Two practical consequences follow from this design:

  1. Backends are just functions. Anything that can implement OracleRequest -> Str? can serve as an oracle backend (OpenAI, Ollama, a mock backend for tests, a logger wrapper, etc.).
  2. The hook is explicit and inspectable. Because __oracle_execute is an ordinary binding, you can swap it, wrap it (tap/log), or replace it in a controlled way at program startup.
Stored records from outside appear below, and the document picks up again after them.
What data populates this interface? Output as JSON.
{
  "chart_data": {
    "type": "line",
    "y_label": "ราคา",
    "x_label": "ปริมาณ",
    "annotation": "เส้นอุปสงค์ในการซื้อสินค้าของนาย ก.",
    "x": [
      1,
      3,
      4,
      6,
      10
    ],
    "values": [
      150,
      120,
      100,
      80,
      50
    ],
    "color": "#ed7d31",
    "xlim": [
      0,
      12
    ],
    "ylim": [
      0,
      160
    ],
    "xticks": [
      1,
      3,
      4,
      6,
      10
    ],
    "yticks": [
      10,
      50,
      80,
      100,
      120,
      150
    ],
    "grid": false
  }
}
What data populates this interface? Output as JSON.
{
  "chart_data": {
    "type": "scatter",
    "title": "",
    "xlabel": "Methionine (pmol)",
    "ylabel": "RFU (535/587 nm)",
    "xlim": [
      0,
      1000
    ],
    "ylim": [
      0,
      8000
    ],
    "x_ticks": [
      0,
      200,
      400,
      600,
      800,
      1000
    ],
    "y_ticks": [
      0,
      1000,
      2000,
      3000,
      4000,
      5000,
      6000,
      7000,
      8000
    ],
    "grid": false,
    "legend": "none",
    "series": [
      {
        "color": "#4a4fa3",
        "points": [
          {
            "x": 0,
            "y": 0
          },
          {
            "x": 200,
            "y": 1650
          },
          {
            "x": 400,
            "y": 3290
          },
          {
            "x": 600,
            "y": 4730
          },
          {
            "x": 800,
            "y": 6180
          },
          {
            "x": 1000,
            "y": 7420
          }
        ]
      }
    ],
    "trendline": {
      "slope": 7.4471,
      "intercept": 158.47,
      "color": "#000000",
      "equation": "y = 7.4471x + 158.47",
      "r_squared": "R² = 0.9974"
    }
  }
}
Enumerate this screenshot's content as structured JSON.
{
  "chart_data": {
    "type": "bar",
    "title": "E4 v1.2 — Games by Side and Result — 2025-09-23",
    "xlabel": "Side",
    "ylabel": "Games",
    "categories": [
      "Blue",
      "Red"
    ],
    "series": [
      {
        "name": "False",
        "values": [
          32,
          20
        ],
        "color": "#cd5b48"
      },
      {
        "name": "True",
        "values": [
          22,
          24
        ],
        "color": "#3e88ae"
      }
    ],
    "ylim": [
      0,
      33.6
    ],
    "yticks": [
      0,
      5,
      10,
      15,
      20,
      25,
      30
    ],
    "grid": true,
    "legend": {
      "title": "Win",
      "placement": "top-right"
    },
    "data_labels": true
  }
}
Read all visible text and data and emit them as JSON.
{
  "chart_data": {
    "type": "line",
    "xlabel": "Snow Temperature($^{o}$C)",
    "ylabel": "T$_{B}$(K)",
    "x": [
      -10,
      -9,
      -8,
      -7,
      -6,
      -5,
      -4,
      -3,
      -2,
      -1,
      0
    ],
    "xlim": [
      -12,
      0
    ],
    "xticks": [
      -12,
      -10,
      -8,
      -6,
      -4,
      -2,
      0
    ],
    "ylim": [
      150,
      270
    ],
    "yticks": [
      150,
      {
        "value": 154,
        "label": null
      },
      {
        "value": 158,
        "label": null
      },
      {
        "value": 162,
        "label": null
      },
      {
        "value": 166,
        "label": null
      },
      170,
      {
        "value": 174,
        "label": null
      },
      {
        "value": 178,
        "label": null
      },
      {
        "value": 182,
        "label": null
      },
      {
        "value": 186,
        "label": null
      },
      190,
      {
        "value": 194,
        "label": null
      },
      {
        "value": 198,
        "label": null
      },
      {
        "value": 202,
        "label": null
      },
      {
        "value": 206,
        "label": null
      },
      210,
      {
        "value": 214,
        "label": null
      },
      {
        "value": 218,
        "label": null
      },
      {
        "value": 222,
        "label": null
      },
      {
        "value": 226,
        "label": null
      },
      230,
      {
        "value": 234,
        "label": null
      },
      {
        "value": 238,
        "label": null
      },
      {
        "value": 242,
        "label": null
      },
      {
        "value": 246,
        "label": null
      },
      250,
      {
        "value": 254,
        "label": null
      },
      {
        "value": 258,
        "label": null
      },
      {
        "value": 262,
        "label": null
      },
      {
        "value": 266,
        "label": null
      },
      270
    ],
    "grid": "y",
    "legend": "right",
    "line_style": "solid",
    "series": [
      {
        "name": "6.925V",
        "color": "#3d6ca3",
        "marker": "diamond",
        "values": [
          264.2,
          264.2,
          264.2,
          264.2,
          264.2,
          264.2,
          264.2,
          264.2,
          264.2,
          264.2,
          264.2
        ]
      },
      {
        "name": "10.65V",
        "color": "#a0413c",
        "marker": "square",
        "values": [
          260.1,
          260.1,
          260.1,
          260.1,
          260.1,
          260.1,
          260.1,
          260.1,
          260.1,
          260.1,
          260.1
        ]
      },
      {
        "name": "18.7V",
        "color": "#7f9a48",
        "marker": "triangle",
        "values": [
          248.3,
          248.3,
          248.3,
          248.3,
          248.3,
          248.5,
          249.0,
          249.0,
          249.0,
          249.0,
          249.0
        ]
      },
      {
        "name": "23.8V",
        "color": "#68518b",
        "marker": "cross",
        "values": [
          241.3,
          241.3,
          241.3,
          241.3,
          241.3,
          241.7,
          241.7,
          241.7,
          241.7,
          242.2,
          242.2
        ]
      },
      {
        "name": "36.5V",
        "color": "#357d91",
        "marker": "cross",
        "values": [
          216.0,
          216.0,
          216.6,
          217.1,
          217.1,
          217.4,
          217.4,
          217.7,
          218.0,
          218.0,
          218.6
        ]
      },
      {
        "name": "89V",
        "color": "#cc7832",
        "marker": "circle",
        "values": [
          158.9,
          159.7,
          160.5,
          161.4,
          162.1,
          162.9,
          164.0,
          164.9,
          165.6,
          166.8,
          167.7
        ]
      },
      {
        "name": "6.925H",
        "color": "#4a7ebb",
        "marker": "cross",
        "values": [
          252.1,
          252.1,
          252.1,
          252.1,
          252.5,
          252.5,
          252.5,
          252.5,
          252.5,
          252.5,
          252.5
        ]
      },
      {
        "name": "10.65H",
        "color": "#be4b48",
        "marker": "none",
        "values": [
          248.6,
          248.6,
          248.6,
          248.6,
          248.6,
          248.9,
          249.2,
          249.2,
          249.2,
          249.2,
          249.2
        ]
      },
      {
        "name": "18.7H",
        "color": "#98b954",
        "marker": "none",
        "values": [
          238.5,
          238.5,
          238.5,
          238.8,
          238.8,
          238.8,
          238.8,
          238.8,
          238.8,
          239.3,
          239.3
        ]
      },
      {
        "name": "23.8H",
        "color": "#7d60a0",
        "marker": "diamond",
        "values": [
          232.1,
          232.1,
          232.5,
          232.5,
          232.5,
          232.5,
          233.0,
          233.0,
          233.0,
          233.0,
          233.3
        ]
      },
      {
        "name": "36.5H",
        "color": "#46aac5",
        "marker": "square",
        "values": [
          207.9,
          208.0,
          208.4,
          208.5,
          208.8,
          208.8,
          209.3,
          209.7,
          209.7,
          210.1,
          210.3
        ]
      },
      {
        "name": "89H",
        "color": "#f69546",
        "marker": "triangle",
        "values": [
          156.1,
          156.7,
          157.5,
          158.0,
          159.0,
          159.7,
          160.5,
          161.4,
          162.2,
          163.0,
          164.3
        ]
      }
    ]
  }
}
What the backend receives: OracleRequest

The value passed to __oracle_execute is an object of type OracleRequest. It contains both the “human” intent and the “machine” constraints of the call:

  • prompt: Str — the fully rendered prompt string to send to the model.
  • annotation: Str — the oracle’s annotation text (instruction) verbatim.
  • examples: [Any] — normalized examples.
  • input: Any — the current call’s inputs boxed as a map {paramName: value}.
  • inTypes: [Type] — parameter types in declaration order.
  • outType: Type — the boxed output type, equivalent to type {output!: T}.
  • inputSchema: Any, outputSchema: Any — JSON Schema values for inputs/outputs.
  • inputSchemaString: Str, outputSchemaString: Str — pretty schema strings.

Examples are normalized before being passed to the backend: each surface example [in1, ..., inN, out] becomes a pair [inputMap, outputMap] where inputMap = {param1: in1, ...} and outputMap = {output: out}.

The intent here is that a backend does not need to reconstruct anything: the runtime hands it the exact prompt (and the structural metadata used to produce it) in a single request object.

What the backend must return

The executor returns a string containing JSON (no code fences). The oracle engine accepts:

  • a boxed object: {"output": <value>} (preferred), or
  • a bare JSON value only when it is not an object (number/string/bool/null/array), which will be treated as if it were boxed.

The returned value is then checked against the oracle’s declared return type (via the boxed schema).

Scope note: when __oracle_execute is resolved

__oracle_execute is resolved from the oracle’s lexical environment at declaration time. This is a deliberate design choice: it makes oracle values self-contained and predictable, but it also means backend switching is not retroactive.

If you plan to install or switch backends/models, do it before declaring oracles (or redeclare them) so the oracle captures the intended executor.